On the same day, the LSSP and CPSL issued a joint statement responding to calls by sections of big business for a government of national unity between the PA and UNP. Previously the LSSP has called for a common stand by all parties against the LTTE. As recently as June 25 the party urged “a common bipartisan approach by the PA and the UNP” in order to “generate further pressure on the LTTE to soften its position” and to come to talks with the government.

But the LSSP reacted to the proposal for a national government with distinct nervousness, saying that it would only be possible if “the government and the opposition decide to act together in a national emergency like a war.” It continued: “If the war situation in this country is the occasion for the establishment of a national government, the people are entitled to know as to whether the UNP agrees to the PA’s, especially its SLFP portion’s, positions in regard to the war and the means of reaching a peaceful solution.”

The LSSP, of course, understands the political logic of those in the ruling class pushing for a government of national unity. Without a coalition between the two major parties, the political paralysis will continue. On the one hand, any move to talks with the LTTE will provoke protests from Sinhala chauvinist organisations such as the JVP and US; on the other, the stepping up of the war will lead to opposition from Tamil parties. At the same time, big business is demanding the government implement the IMF’s restructuring program as a means of boosting investment and halting the country’s economic slide.

After decades as a loyal partner to the SLFP, the LSSP has no qualms about carrying out the dictates of the bourgeoisie. But to enter directly into a coalition with the UNP undermines the opportunist rationale that the LSSP used to justify its entry into the Bandaranaike government in 1964—that the SLFP represents the “lesser evil” as compared to the UNP, the traditional party of the Sri Lankan ruling class.

In their statement of July 3, the LSSP and CPSL spelt out their objection to any coalition with the UNP, saying it would “radically change its (the PA government’s) centre-left character. So both parties reject the very idea of any government in which the UNP, with its blood soaked hands, would be a part.”

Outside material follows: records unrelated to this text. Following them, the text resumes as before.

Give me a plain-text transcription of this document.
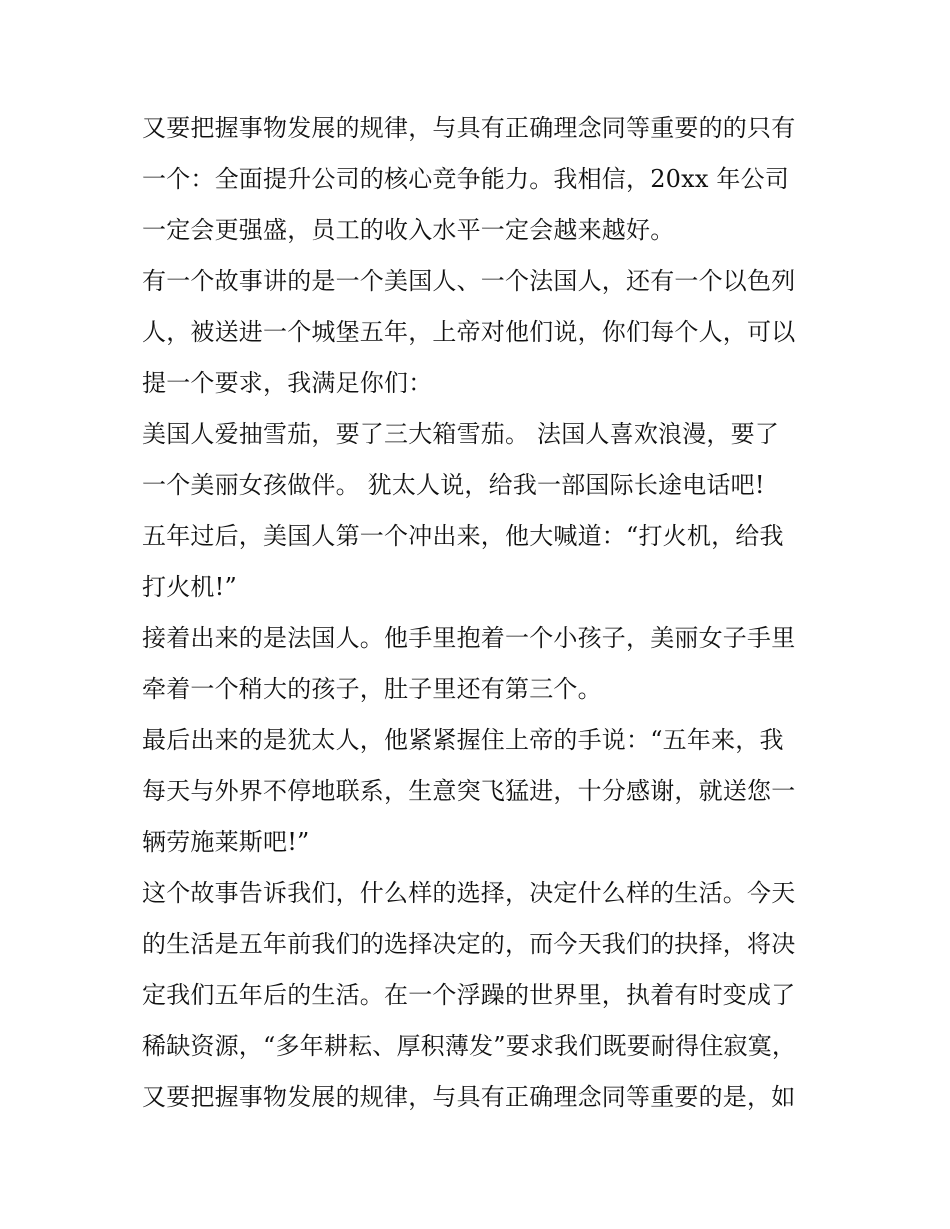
又要把握事物发展的规律，与具有正确理念同等重要的的只有
一个：全面提升公司的核心竞争能力。我相信，20xx 年公司
一定会更强盛，员工的收入水平一定会越来越好。
有一个故事讲的是一个美国人、一个法国人，还有一个以色列
人，被送进一个城堡五年，上帝对他们说，你们每个人，可以
提一个要求，我满足你们：
美国人爱抽雪茄，要了三大箱雪茄。 法国人喜欢浪漫，要了
一个美丽女孩做伴。 犹太人说，给我一部国际长途电话吧!
五年过后，美国人第一个冲出来，他大喊道：“打火机，给我
打火机!”
接着出来的是法国人。他手里抱着一个小孩子，美丽女子手里
牵着一个稍大的孩子，肚子里还有第三个。
最后出来的是犹太人，他紧紧握住上帝的手说：“五年来，我
每天与外界不停地联系，生意突飞猛进，十分感谢，就送您一
辆劳施莱斯吧!”
这个故事告诉我们，什么样的选择，决定什么样的生活。今天
的生活是五年前我们的选择决定的，而今天我们的抉择，将决
定我们五年后的生活。在一个浮躁的世界里，执着有时变成了
稀缺资源，“多年耕耘、厚积薄发”要求我们既要耐得住寂寞，
又要把握事物发展的规律，与具有正确理念同等重要的是，如
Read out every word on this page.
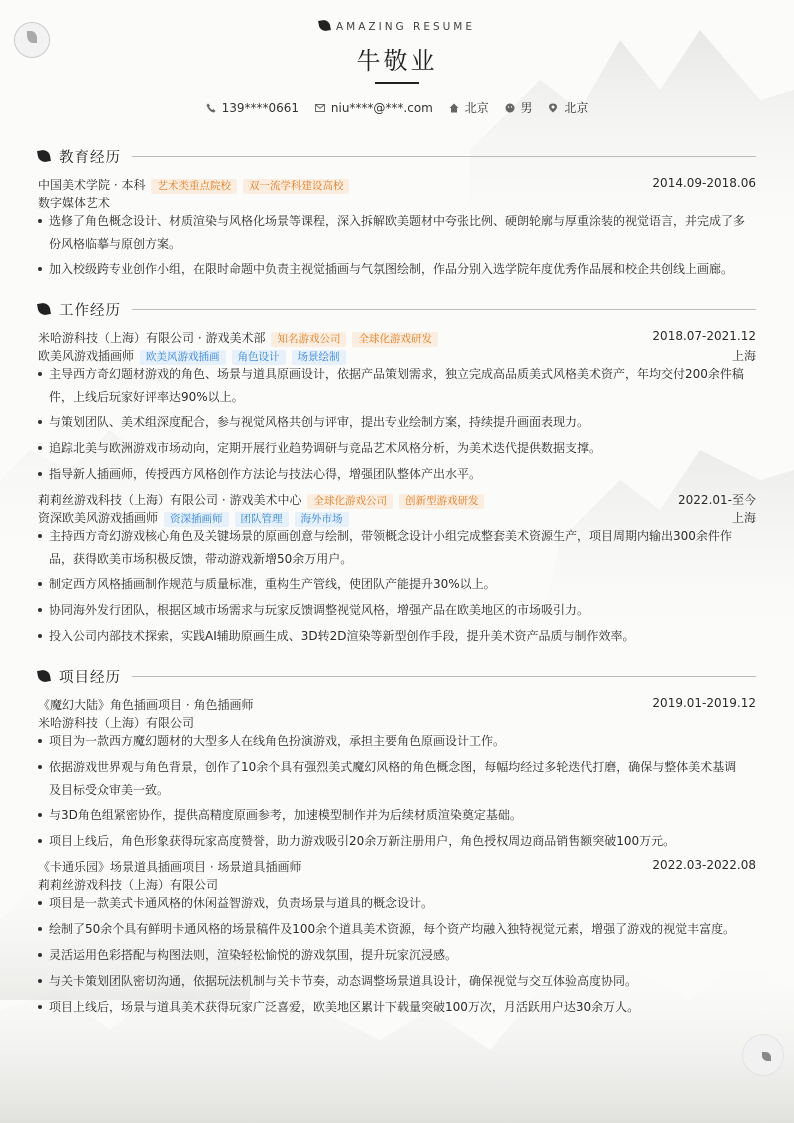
AMAZING RESUME
牛敬业
139****0661	niu****@***.com	北京	男	北京
教育经历
中国美术学院 · 本科 艺术类重点院校 双一流学科建设高校	2014.09-2018.06
数字媒体艺术
选修了角色概念设计、材质渲染与风格化场景等课程，深入拆解欧美题材中夸张比例、硬朗轮廓与厚重涂装的视觉语言，并完成了多份风格临摹与原创方案。
加入校级跨专业创作小组，在限时命题中负责主视觉插画与气氛图绘制，作品分别入选学院年度优秀作品展和校企共创线上画廊。
工作经历
米哈游科技（上海）有限公司 · 游戏美术部 知名游戏公司 全球化游戏研发	2018.07-2021.12
欧美风游戏插画师 欧美风游戏插画 角色设计 场景绘制	上海
主导西方奇幻题材游戏的角色、场景与道具原画设计，依据产品策划需求，独立完成高品质美式风格美术资产，年均交付200余件稿件，上线后玩家好评率达90%以上。
与策划团队、美术组深度配合，参与视觉风格共创与评审，提出专业绘制方案，持续提升画面表现力。
追踪北美与欧洲游戏市场动向，定期开展行业趋势调研与竞品艺术风格分析，为美术迭代提供数据支撑。
指导新人插画师，传授西方风格创作方法论与技法心得，增强团队整体产出水平。
莉莉丝游戏科技（上海）有限公司 · 游戏美术中心 全球化游戏公司 创新型游戏研发	2022.01-至今
资深欧美风游戏插画师 资深插画师 团队管理 海外市场	上海
主持西方奇幻游戏核心角色及关键场景的原画创意与绘制，带领概念设计小组完成整套美术资源生产，项目周期内输出300余件作品，获得欧美市场积极反馈，带动游戏新增50余万用户。
制定西方风格插画制作规范与质量标准，重构生产管线，使团队产能提升30%以上。
协同海外发行团队，根据区域市场需求与玩家反馈调整视觉风格，增强产品在欧美地区的市场吸引力。
投入公司内部技术探索，实践AI辅助原画生成、3D转2D渲染等新型创作手段，提升美术资产品质与制作效率。
项目经历
《魔幻大陆》角色插画项目 · 角色插画师	2019.01-2019.12
米哈游科技（上海）有限公司
项目为一款西方魔幻题材的大型多人在线角色扮演游戏，承担主要角色原画设计工作。
依据游戏世界观与角色背景，创作了10余个具有强烈美式魔幻风格的角色概念图，每幅均经过多轮迭代打磨，确保与整体美术基调及目标受众审美一致。
与3D角色组紧密协作，提供高精度原画参考，加速模型制作并为后续材质渲染奠定基础。
项目上线后，角色形象获得玩家高度赞誉，助力游戏吸引20余万新注册用户，角色授权周边商品销售额突破100万元。
《卡通乐园》场景道具插画项目 · 场景道具插画师	2022.03-2022.08
莉莉丝游戏科技（上海）有限公司
项目是一款美式卡通风格的休闲益智游戏，负责场景与道具的概念设计。
绘制了50余个具有鲜明卡通风格的场景稿件及100余个道具美术资源，每个资产均融入独特视觉元素，增强了游戏的视觉丰富度。
灵活运用色彩搭配与构图法则，渲染轻松愉悦的游戏氛围，提升玩家沉浸感。
与关卡策划团队密切沟通，依据玩法机制与关卡节奏，动态调整场景道具设计，确保视觉与交互体验高度协同。
项目上线后，场景与道具美术获得玩家广泛喜爱，欧美地区累计下载量突破100万次，月活跃用户达30余万人。
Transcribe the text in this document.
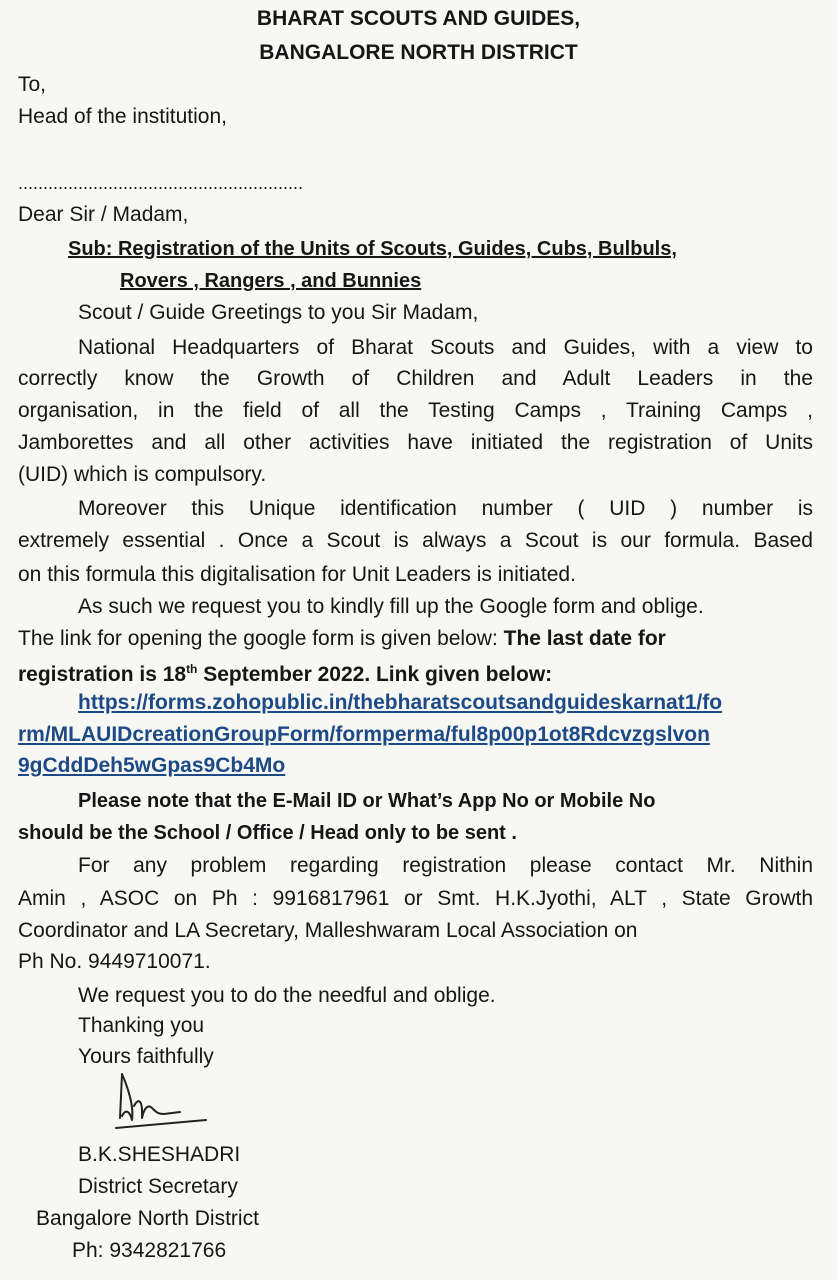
BHARAT SCOUTS AND GUIDES,
BANGALORE NORTH DISTRICT
To,
Head of the institution,
.........................................................
Dear Sir / Madam,
Sub: Registration of the Units of Scouts, Guides, Cubs, Bulbuls,
Rovers , Rangers , and Bunnies
Scout / Guide Greetings to you Sir Madam,
National Headquarters of Bharat Scouts and Guides, with a view to
correctly know the Growth of Children and Adult Leaders in the
organisation, in the field of all the Testing Camps , Training Camps ,
Jamborettes and all other activities have initiated the registration of Units
(UID) which is compulsory.
Moreover this Unique identification number ( UID ) number is
extremely essential . Once a Scout is always a Scout is our formula. Based
on this formula this digitalisation for Unit Leaders is initiated.
As such we request you to kindly fill up the Google form and oblige.
The link for opening the google form is given below: The last date for
registration is 18th September 2022. Link given below:
https://forms.zohopublic.in/thebharatscoutsandguideskarnat1/fo
rm/MLAUIDcreationGroupForm/formperma/ful8p00p1ot8Rdcvzgslvon
9gCddDeh5wGpas9Cb4Mo
Please note that the E-Mail ID or What’s App No or Mobile No
should be the School / Office / Head only to be sent .
For any problem regarding registration please contact Mr. Nithin
Amin , ASOC on Ph : 9916817961 or Smt. H.K.Jyothi, ALT , State Growth
Coordinator and LA Secretary, Malleshwaram Local Association on
Ph No. 9449710071.
We request you to do the needful and oblige.
Thanking you
Yours faithfully
B.K.SHESHADRI
District Secretary
Bangalore North District
Ph: 9342821766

While the LSSP and CPSL leaders are clearly concerned that an alliance with the UNP will expose too openly their own opportunist politics, their opposition also underscores a more fundamental issue for the ruling class. If the LSSP and CPSL join a grand coalition of bourgeois parties, then who will act as a lightning rod to prevent the inevitable popular discontent that will emerge to such a government taking a revolutionary direction?

Just how far the LSSP has degenerated can be seen by contrasting its present actions with the stand it took four decades ago. In 1958, the party called an island-wide strike of workers to oppose the decision by the prime minister of the day, Solomon Dias Bandaranaike, Kumaratunga’s father, to amend the public security act to enable the imposition of a state of emergency. The LSSP leaders rejected Bandaranaike’s justification that the amendments were aimed against Sinhala extremists, which he had played a major role in whipping up, and warned that the emergency powers were fundamentally aimed at buttressing the capitalist state against the working class.

Today, the LSSP functions under conditions of intense political crisis as a loyal defender of the capitalist state, supporting the imposition of anti-democratic measures that will inevitably be used against the working class. The decline of its support in the working class is graphically shown by the fact that its only MP, Batty Weerakoon, gained his seat not by the votes of workers but through the goodwill of Kumaratunga, who selected him as one of the PA’s appointees from the national list in the last election. He has responded in kind by demonstrating his craven support for Kumaratunga, the SLFP and its policies.

Having openly abandoned its socialist principles in 1964 and politically prostituted itself to every requirement of the thoroughly venal Sri Lankan bourgeoisie, the LSSP leaders are now offering their services as apologists for the autocratic forms of government that are emerging from the present political turmoil.